I think the brilliance of this whole situation, it's gone from an initial head scratcher to now the lines have been completely blurred, and I don't know what is storyline, what is real life. Are they angry? I think when you get to that point, it just creates buzz, and I think the three of those guys you just mentioned have created some serious buzz going into WrestleMania.

He acknowledged the fan division around the segment, including complaints about Punk going off-script, but framed the resulting noise as a net positive for the show.

I've been watching this game a long time, I've been behind the curtain for over 20 years at this point. I don't know where the reality ends and the story begins at this point, so they've got me too. So I think it's exactly what you need this time of year, heading into WrestleMania. You want buzz, you want people talking, you want eyeballs on it. Whether this is by design or by accident, whatever it is, it's worked.

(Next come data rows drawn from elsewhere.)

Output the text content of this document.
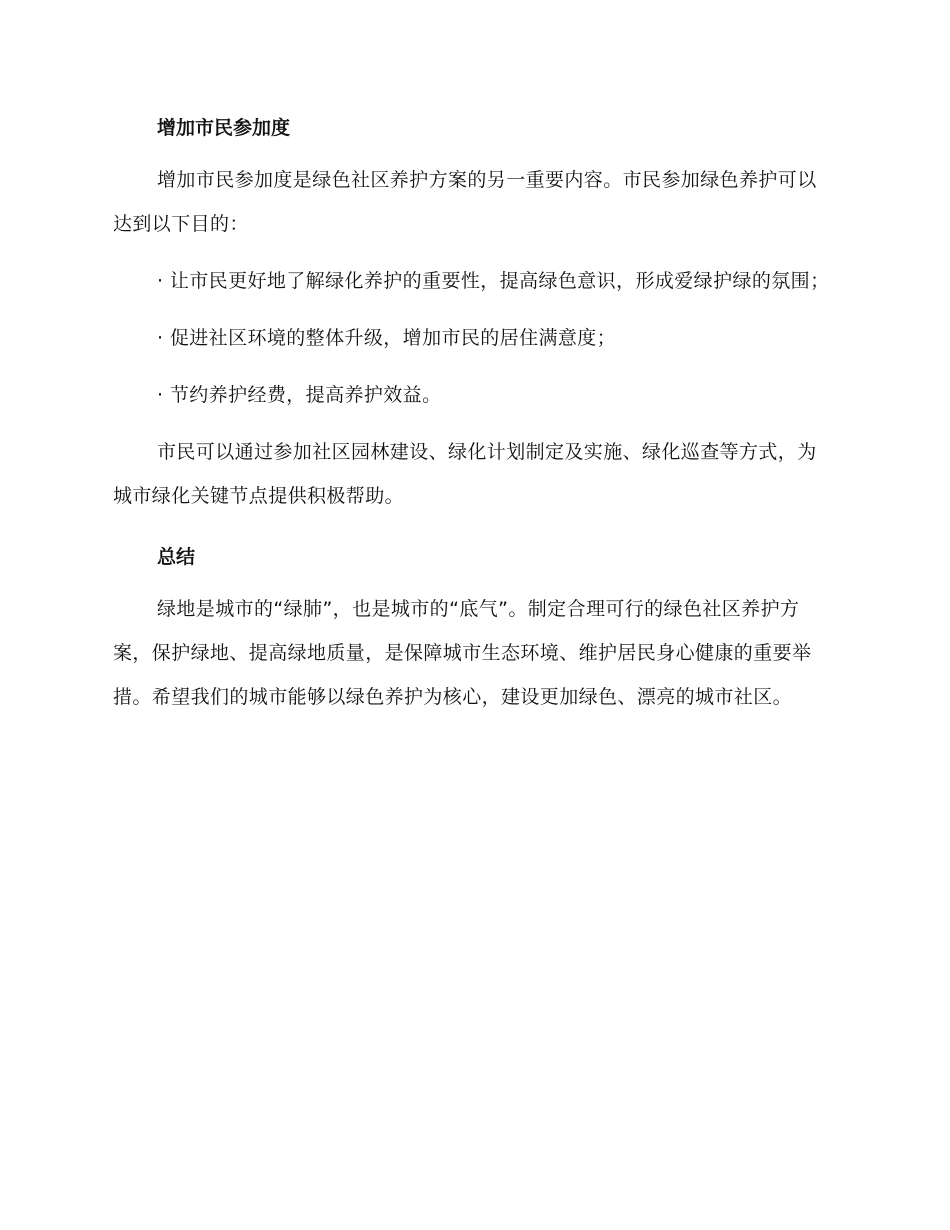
增加市民参加度

增加市民参加度是绿色社区养护方案的另一重要内容。市民参加绿色养护可以达到以下目的：

· 让市民更好地了解绿化养护的重要性，提高绿色意识，形成爱绿护绿的氛围；

· 促进社区环境的整体升级，增加市民的居住满意度；

· 节约养护经费，提高养护效益。

市民可以通过参加社区园林建设、绿化计划制定及实施、绿化巡查等方式，为城市绿化关键节点提供积极帮助。

总结

绿地是城市的“绿肺”，也是城市的“底气”。制定合理可行的绿色社区养护方案，保护绿地、提高绿地质量，是保障城市生态环境、维护居民身心健康的重要举措。希望我们的城市能够以绿色养护为核心，建设更加绿色、漂亮的城市社区。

McAfee's Reveal Sets Up WrestleMania 42 Night 1

McAfee was unveiled as Randy Orton's mystery caller on the April 3 edition of SmackDown, attacking Undisputed WWE Champion Cody Rhodes and declaring that Orton would save the business. He is set to be in Orton's corner when The Viper challenges Rhodes for the title on Night 1 of WrestleMania 42 at Allegiant Stadium in Las Vegas on April 18.

The angle has drawn heavy fan backlash, with Rhodes calling it the most ill-received thing in wrestling history and labeling McAfee a "full-blooded rat" on ESPN's Get Up.